Éclatement des bulles
« Le prix est ce que vous payez, la valeur est ce que vous obtenez .»
– Warren Buffett
Avec des transactions surévaluées, c’est encore pire. Warren Buffett expose une arithmétique simple pour illustrer le fait que plus une entreprise est surévaluée (à en juger par la valeur de marché), plus vos rendements sont mauvais. Citation extraite de son article :
« Lorsque les actions se vendent systématiquement à leur valeur comptable, c’est très simple. Si une action présente une valeur comptable de 100 $ et une valeur marchande moyenne de 100 $, 12 % de bénéfices produiront un rendement de 12 % pour l’investisseur (moins les coûts de friction, que nous ignorons pour le moment). Si le taux de distribution est de 50 %, notre investisseur recevra 6 $ sous forme de dividendes et 6 $ supplémentaires provenant de l’augmentation de la valeur comptable de l’entreprise, ce qui se reflétera bien sûr dans la valeur marchande de sa participation.
« Si l’action se vendait à 150 % de sa valeur comptable, la situation serait différente. L’investisseur recevrait le même dividende de 6 $ en espèces, mais il ne représenterait plus qu’un rendement de 4 % sur son coût de 150 $. La valeur comptable de l’entreprise augmenterait encore de 6 % (pour atteindre 106 $) et la valeur marchande des participations de l’investisseur, évaluée systématiquement à 150 % de la valeur comptable, augmenterait également de 6 % (pour atteindre 159 $). Mais le rendement total de l’investisseur, c’est-à-dire la plus-value plus les dividendes, ne serait que de 10 % contre les 12 % sous-jacents obtenus par l’entreprise ».
C’est simple : si une entreprise est surévaluée (ou si l’économie et la bourse sont dans une bulle), vous êtes moins bien loti et moins protégé (ce qui n’est pas surprenant, n’est-ce pas ?)
Une inflation élevée est-elle réelle ?
Je répondrais par une contre-question : et pourquoi pas ?

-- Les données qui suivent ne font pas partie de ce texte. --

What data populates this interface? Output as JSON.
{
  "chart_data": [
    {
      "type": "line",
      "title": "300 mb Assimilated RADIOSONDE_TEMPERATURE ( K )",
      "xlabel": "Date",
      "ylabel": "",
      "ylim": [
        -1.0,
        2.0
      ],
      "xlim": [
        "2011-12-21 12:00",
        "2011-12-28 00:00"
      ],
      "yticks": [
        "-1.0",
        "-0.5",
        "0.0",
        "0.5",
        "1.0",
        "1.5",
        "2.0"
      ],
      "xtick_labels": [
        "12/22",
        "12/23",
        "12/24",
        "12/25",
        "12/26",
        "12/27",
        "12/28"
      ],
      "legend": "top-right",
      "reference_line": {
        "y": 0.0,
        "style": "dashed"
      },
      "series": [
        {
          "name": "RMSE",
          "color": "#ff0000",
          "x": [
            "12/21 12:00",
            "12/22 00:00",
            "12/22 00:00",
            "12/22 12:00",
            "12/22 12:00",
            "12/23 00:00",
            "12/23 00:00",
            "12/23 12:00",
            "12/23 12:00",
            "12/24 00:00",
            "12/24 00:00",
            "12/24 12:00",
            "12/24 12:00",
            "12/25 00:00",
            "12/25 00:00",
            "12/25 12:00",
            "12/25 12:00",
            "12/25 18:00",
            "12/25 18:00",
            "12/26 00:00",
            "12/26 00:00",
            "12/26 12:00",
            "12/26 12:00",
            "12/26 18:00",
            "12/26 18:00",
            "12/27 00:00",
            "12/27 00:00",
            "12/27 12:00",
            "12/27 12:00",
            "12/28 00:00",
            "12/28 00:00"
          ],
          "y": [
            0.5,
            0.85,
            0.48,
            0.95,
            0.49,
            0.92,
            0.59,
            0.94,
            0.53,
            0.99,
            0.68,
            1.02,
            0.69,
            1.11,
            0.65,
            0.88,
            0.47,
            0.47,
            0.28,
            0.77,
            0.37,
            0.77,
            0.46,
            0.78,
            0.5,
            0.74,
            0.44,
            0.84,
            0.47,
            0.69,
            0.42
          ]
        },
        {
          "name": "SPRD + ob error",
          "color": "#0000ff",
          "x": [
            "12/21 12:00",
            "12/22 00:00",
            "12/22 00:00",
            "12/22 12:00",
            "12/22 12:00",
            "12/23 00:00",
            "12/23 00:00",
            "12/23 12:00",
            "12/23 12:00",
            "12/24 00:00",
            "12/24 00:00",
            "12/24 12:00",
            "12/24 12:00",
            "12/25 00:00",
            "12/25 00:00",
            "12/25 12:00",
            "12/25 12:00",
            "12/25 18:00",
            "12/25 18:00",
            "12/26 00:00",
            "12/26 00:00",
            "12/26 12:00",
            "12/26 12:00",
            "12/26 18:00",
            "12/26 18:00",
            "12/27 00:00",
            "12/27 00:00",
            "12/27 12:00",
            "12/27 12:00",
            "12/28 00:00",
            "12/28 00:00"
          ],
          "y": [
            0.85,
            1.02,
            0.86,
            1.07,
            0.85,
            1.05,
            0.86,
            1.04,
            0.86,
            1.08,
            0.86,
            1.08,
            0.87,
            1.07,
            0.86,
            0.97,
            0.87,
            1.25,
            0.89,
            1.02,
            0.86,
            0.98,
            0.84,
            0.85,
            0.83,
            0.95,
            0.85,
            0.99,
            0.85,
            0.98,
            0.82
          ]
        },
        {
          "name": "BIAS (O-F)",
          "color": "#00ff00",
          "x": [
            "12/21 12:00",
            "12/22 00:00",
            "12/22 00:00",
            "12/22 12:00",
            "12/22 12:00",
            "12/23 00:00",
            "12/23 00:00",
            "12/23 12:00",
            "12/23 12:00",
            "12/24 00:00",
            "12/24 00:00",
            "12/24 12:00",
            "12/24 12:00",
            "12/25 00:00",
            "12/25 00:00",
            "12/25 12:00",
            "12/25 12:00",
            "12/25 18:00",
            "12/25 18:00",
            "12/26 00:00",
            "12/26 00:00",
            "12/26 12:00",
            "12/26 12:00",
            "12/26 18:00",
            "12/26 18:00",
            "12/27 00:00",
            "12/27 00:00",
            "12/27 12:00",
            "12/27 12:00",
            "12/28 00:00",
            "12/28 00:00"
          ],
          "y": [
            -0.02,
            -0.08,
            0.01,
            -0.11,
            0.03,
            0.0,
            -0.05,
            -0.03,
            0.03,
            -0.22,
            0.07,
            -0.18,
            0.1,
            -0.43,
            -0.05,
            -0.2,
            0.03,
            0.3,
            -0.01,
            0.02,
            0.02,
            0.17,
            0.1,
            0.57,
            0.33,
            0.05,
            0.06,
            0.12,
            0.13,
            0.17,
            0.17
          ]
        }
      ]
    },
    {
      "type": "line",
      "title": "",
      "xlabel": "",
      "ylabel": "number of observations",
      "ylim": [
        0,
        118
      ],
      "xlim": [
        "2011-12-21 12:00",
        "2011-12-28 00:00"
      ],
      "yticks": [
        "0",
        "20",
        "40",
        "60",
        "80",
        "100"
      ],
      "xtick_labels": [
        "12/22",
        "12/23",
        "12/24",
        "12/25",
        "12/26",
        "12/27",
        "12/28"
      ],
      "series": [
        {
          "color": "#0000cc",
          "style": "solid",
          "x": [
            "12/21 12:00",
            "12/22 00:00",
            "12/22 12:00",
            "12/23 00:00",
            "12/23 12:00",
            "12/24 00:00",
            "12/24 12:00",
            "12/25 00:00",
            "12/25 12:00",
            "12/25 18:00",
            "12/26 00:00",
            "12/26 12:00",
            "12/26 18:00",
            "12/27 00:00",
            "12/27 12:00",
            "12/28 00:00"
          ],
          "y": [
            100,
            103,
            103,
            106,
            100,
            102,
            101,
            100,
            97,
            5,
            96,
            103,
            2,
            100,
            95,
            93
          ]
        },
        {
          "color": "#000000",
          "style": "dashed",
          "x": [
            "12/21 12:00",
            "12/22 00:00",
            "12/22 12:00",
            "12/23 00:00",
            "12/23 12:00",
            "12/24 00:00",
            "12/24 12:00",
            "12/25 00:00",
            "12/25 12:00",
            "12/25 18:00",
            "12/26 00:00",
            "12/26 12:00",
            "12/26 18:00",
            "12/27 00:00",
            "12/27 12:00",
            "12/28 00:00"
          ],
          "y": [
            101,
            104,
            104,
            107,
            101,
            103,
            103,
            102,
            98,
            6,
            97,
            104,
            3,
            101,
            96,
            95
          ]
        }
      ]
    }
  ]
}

Nous sommes vraiment habitués à des périodes d’inflation proches de zéro. La plupart des investisseurs d’aujourd’hui n’ont même pas connu un environnement de forte inflation. Toutefois, une inflation à deux chiffres s’est produite à plusieurs reprises au cours de l’histoire, comme je l’ai écrit plus haut, même sur des marchés développés comme les États-Unis. Nous ne pouvons pas supposer que cela restera ainsi simplement parce que nous n’avons pas connu d’inflation élevée pendant longtemps.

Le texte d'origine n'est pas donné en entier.